McFaddin, J., dissents.

Ed. F. McFaddin, Associate Justice

(dissenting). I cannot reconcile the holding in the present case with our holding in Scaramuzza v. McLeod, 207 Ark. 855, 183 S. W. 2d 55, so I dissent from the present holding.

After referring to Act No. 88 of 1963, the Majority says-the question is this: “Does Fort Smith (situated in the Fort Smith District of Sebastian County) have the constitutional right and power to annex property which lies wholly within the Greenwood District of Sebastian County?” I think the Scaramuzza case shows that the correct answer to this question is the negative.

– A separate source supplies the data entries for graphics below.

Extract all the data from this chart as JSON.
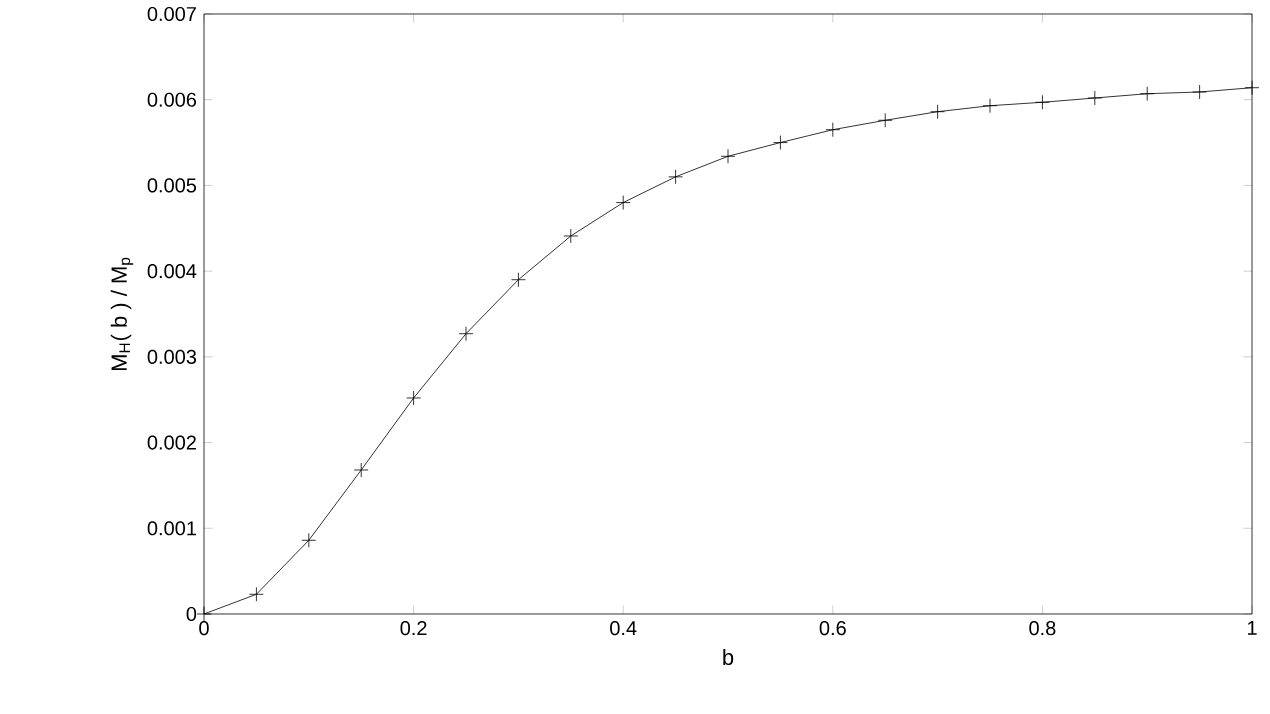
{
  "chart_data": {
    "type": "line",
    "xlabel": "b",
    "ylabel": "M$_{H}$( b )  /  M$_{p}$",
    "x": [
      0,
      0.05,
      0.1,
      0.15,
      0.2,
      0.25,
      0.3,
      0.35,
      0.4,
      0.45,
      0.5,
      0.55,
      0.6,
      0.65,
      0.7,
      0.75,
      0.8,
      0.85,
      0.9,
      0.95,
      1.0
    ],
    "series": [
      {
        "color": "#000000",
        "values": [
          0,
          0.00023,
          0.00086,
          0.00168,
          0.00252,
          0.00327,
          0.0039,
          0.00441,
          0.0048,
          0.0051,
          0.00534,
          0.0055,
          0.00565,
          0.00576,
          0.00586,
          0.00593,
          0.00597,
          0.00602,
          0.00607,
          0.00609,
          0.00614
        ]
      }
    ],
    "xlim": [
      0,
      1
    ],
    "ylim": [
      0,
      0.007
    ],
    "xticks": [
      0,
      0.2,
      0.4,
      0.6,
      0.8,
      1
    ],
    "yticks": [
      0,
      0.001,
      0.002,
      0.003,
      0.004,
      0.005,
      0.006,
      0.007
    ],
    "marker": "cross",
    "line_style": "solid"
  }
}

*44In the said Scaramuzza case we quoted Article 5, Section 13 of the Constitution of Arkansas, and of that constitutional provision we said:

"The effect of this provision of the Constitution is not to establish two county, probate and circuit courts in Sebastian county, but is rather to establish courts for each district of the county, so that the Ft. Smith District has a county court, and so also has the Greenwood District, and each has jurisdiction over its respective area. The county court of the Greenwood District has the same jurisdiction within that district that the county court of another county would have in that county,, and so also with the county court of the Ft. Smith District.”

If the annexation here involved is permitted (as the Majority is approving), either that portion of the City of Fort Smith involved in this annexation will still remain under the jurisdiction of the Greenwood District, or a portion of the Greenwood District will be taken away from it and given to the Fort Smith District. I think such result violates the holding in Scaramuzza v. McLeod, supra. At all events, under the order here affirmed, the Fort ¡Smith District is allowed to make an order affecting lands in the Greenwood District. I cannot agree with the Majority holding and therefore I respectfully dissent.